In today's clinic, I had participants turning away from the cow. Over time and with more practice, they would develop to turn towards the cow.


How has your horsemanship journey evolved?


Joe: When I saw a guy ride in this way, a way that the horses looked happy at any speed, I was young, and I wanted to know how that worked, so the journey began. When did I get there? I am still working on it but getting there.

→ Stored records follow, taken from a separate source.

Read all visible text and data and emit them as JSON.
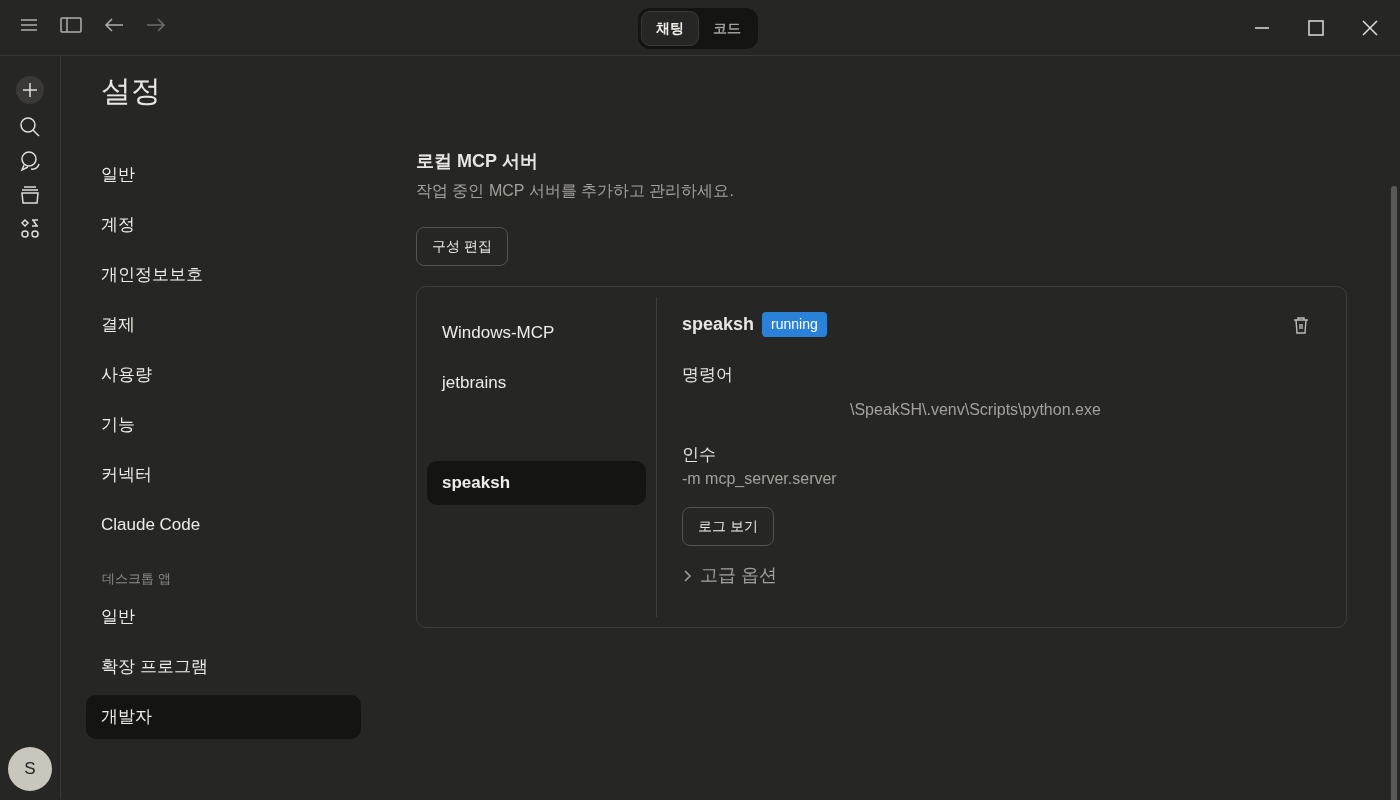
{
  "titlebar": {
    "modes": [
      {
        "label": "채팅",
        "selected": true
      },
      {
        "label": "코드",
        "selected": false
      }
    ]
  },
  "rail": {
    "avatar": "S"
  },
  "settings": {
    "title": "설정",
    "nav": [
      {
        "label": "일반",
        "selected": false
      },
      {
        "label": "계정",
        "selected": false
      },
      {
        "label": "개인정보보호",
        "selected": false
      },
      {
        "label": "결제",
        "selected": false
      },
      {
        "label": "사용량",
        "selected": false
      },
      {
        "label": "기능",
        "selected": false
      },
      {
        "label": "커넥터",
        "selected": false
      },
      {
        "label": "Claude Code",
        "selected": false
      }
    ],
    "section_label": "데스크톱 앱",
    "app_nav": [
      {
        "label": "일반",
        "selected": false
      },
      {
        "label": "확장 프로그램",
        "selected": false
      },
      {
        "label": "개발자",
        "selected": true
      }
    ]
  },
  "content": {
    "heading": "로컬 MCP 서버",
    "subtitle": "작업 중인 MCP 서버를 추가하고 관리하세요.",
    "edit_button": "구성 편집",
    "servers": [
      {
        "name": "Windows-MCP",
        "selected": false
      },
      {
        "name": "jetbrains",
        "selected": false
      },
      {
        "name": "speaksh",
        "selected": true
      }
    ],
    "detail": {
      "name": "speaksh",
      "status": "running",
      "command_label": "명령어",
      "command": "\\SpeakSH\\.venv\\Scripts\\python.exe",
      "args_label": "인수",
      "args": "-m mcp_server.server",
      "log_button": "로그 보기",
      "advanced": "고급 옵션",
      "advanced_expanded": false
    }
  }
}
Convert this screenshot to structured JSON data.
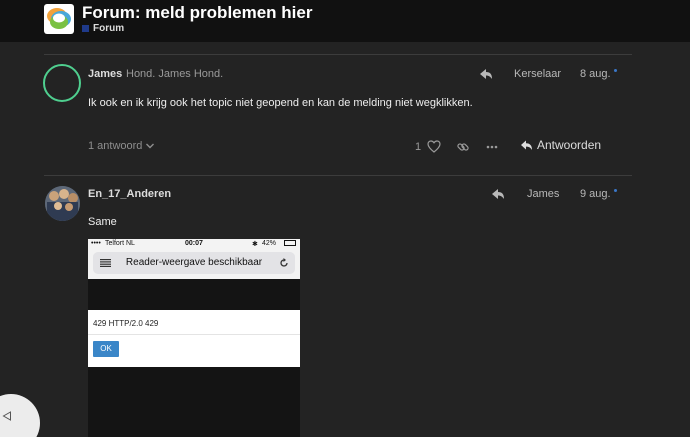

Hopefully, it won't take others so long, although people learn at different speeds. The people who do make the change will be because they worked for it and are also the people who can let things happen rather than make them happen.


Horses will fill in for a rider, the right horse will do it despite the rider, but I have learnt the most from the horses that don't fill in for me.


Who was the guy you saw riding that inspired you?


Joe: Ray Hunt


Does competition help people learn or restrict learning?


Joe: Competition can be good; it's tough though when it's your living. It can be challenging to keep learning and to stay open – if you are successful, why change, especially if it may risk your livelihood?


I don't compete now, but I did for ten years. I enjoyed the learning portion but not the stress, as it was part of my living at that time. I like setting goals and seeing if I can match them. Competing and having goals did make me a better rider.


Setting goals will help any rider, and they don't need to be competitive goals.